ImageCollaborative consumption (CC) is not a new concept, but technology – and, in particular, social media – has given this age-old practice a method of delivery that has allowed it to expand on a global scale that, until now, has not been possible. This concept of peer-to-peer sharing and peer-driven redistribution using online platforms is quickly recreating an old-world village atmosphere of bartering, lending, swapping and renting; however, this time around, ‘village’ residents may live on an entirely different continent and not just down the street.

 We all value access to the things we want and need, but are becoming less inclined to insist on individual ownership being part of the deal. And, of course, as families face the financial hardships brought about by the ‘Great Recession’, the cost of ownership is a price many can no longer afford to pay. Rather than purchasing toys that will quickly be outgrown, textbooks that have little value after the class, or ballgowns, movies and tools that will only be worn once, watched once or used once, collaborative consumption allows consumers to save money, while never having to go without.
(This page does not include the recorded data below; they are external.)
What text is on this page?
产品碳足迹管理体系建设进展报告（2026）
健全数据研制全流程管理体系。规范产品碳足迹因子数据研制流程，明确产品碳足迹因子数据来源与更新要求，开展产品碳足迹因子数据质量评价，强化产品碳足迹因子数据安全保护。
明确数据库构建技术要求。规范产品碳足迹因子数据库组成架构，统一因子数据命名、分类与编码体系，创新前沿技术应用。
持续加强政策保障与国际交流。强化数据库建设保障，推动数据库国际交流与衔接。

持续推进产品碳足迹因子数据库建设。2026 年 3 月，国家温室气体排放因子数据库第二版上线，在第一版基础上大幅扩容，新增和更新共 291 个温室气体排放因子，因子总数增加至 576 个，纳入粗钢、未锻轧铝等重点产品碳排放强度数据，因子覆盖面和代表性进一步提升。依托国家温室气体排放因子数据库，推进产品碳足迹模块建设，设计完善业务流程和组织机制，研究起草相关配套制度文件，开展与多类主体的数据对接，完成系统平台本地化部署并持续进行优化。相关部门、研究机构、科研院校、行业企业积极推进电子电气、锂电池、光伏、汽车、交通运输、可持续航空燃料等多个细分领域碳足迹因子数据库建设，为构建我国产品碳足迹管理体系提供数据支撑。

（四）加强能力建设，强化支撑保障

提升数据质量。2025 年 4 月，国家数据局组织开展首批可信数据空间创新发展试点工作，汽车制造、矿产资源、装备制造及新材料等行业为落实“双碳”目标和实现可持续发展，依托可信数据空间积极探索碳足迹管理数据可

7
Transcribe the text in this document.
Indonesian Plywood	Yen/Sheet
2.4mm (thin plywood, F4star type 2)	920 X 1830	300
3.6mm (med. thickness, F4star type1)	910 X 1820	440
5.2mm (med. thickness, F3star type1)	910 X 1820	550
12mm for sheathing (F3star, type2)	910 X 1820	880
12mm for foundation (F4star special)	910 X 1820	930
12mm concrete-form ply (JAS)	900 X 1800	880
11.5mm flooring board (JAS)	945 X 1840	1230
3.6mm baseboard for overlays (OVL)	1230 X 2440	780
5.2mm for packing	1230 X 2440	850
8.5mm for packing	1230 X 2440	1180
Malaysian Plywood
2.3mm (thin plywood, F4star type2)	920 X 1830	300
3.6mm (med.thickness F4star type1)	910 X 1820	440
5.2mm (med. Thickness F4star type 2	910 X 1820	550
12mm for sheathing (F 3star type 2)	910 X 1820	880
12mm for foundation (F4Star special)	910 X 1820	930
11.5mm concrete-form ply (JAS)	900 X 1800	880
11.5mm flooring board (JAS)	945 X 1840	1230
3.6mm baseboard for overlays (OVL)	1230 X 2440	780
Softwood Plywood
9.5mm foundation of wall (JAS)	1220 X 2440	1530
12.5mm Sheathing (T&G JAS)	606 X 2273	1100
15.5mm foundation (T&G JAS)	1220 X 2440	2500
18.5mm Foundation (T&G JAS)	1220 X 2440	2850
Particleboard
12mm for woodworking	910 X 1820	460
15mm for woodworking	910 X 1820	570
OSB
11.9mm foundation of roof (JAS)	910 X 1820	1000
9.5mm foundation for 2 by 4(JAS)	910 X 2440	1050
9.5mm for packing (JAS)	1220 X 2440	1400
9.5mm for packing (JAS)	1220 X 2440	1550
 Between the global economic crisis, the move towards greater environmental awareness, the generational shift away from excessive consumerism and the universal value placed on saving money, it was only a matter of time before an economic model like collaborative consumption would become a disruptive trend turning old business models on end. This is particularly true when CC is thought of as a type of new social welfare where people supporting one another are bridging some of the gap left by the erosion of traditional support systems on which communities once relied, such as social programmes, religious organisations and charities.

 The phenomenal growth of eBay and craigslist, for example, shows us just how successful these online platforms can be, and it goes beyond that to further show that people do not need to be tech-savvy to take advantage of this growing trend. Sellers, buyers and bartering partners who may have little tech-related knowledge come together to do business based on their joint value of the concept of saving money and trading pre-owned goods they no longer want, often, for someone else’s pre-owned goods that meet their current needs.

In 2010, TIME magazine named collaborative consumption among its ‘10 Ideas that Will Change the World’, and CC proponent, Rachel Botsman deemed collaborative consumption “a new socio-economic ‘big idea’ promising a revolution in the way we consume”, and put forth that it allows community members to “create value out of shared and open resources in ways that balance personal self-interest with the good of the larger community”. It is publications and people like these that are increasing the social acceptance of collaborative consumption and promoting the benefits of this economic model that relies on trust, recommendation and reputation in a society where trust has become an increasingly rare commodity.

Companies that do not currently use collaborative consumption should be aware of this growing social trend and consider the opportunities it provides to build closer, stronger relationships with their customer base and the community. Much like social media has become an integral part of any successful promotional effort, the massive influence and momentum of collaborative consumption cannot be ignored and should be on the radar for inclusion in the ongoing marketing strategy of every business.